In this work, we propose an approach for semi-supervised semantic segmentation that does not discard any information. Our key observation is that the difficulty of the semantic segmentation task depends on the definition of the semantic classes. This means that the task can be simplified if some classes are grouped together or if the classes are defined in a different way, which is more consistent with the similarity of the instances in the feature space. If the segmentation task becomes easier, less labeled data will be required to train the network. This approach is in contrast to [14, 28] that focus on regions in the unlabeled images that are easy to segment, whereas we focus to learn a simpler segmentation task with latent classes on the labeled data that is then used as additional guidance to learn the original task on the labeled and unlabeled data. Figure 1 shows an example of inferred latent classes and semantic classes.

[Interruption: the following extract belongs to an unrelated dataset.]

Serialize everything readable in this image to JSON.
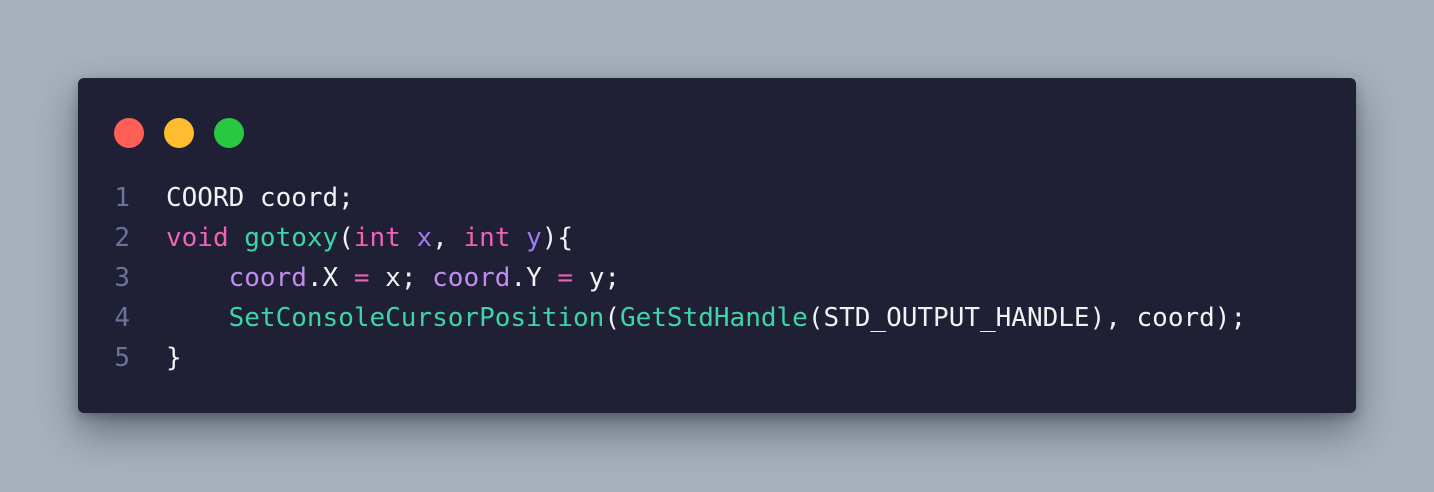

Our network consists of two branches and is trained on labeled and unlabeled images jointly in an end-to-end fashion as illustrated in Fig. 2. While the semantic branch learns to infer the given semantic classes, the latent branch learns latent classes and infers the learned latent classes. In contrast to the semantic branch, the loss for the latent branch takes only the labeled images into account. The purpose of the latent branch is to discover latent classes that are simple enough such that they can be learned on the small set of labeled data. Without any constraints this would result in a single latent class. We therefore introduce a conditional entropy loss that minimizes the variety of semantic classes that are assigned to a particular latent class. In other words, the latent classes should be on one hand easy enough to be learned from the small set of labeled data and on the other hand they should be as consistent as possible with the semantic classes. Since the latent branch solves a simpler semantic segmentation task, we use it as additional supervision for the semantic branch on the unlabeled images. After training, the latent branch is discarded and only the semantic branch is used for inference.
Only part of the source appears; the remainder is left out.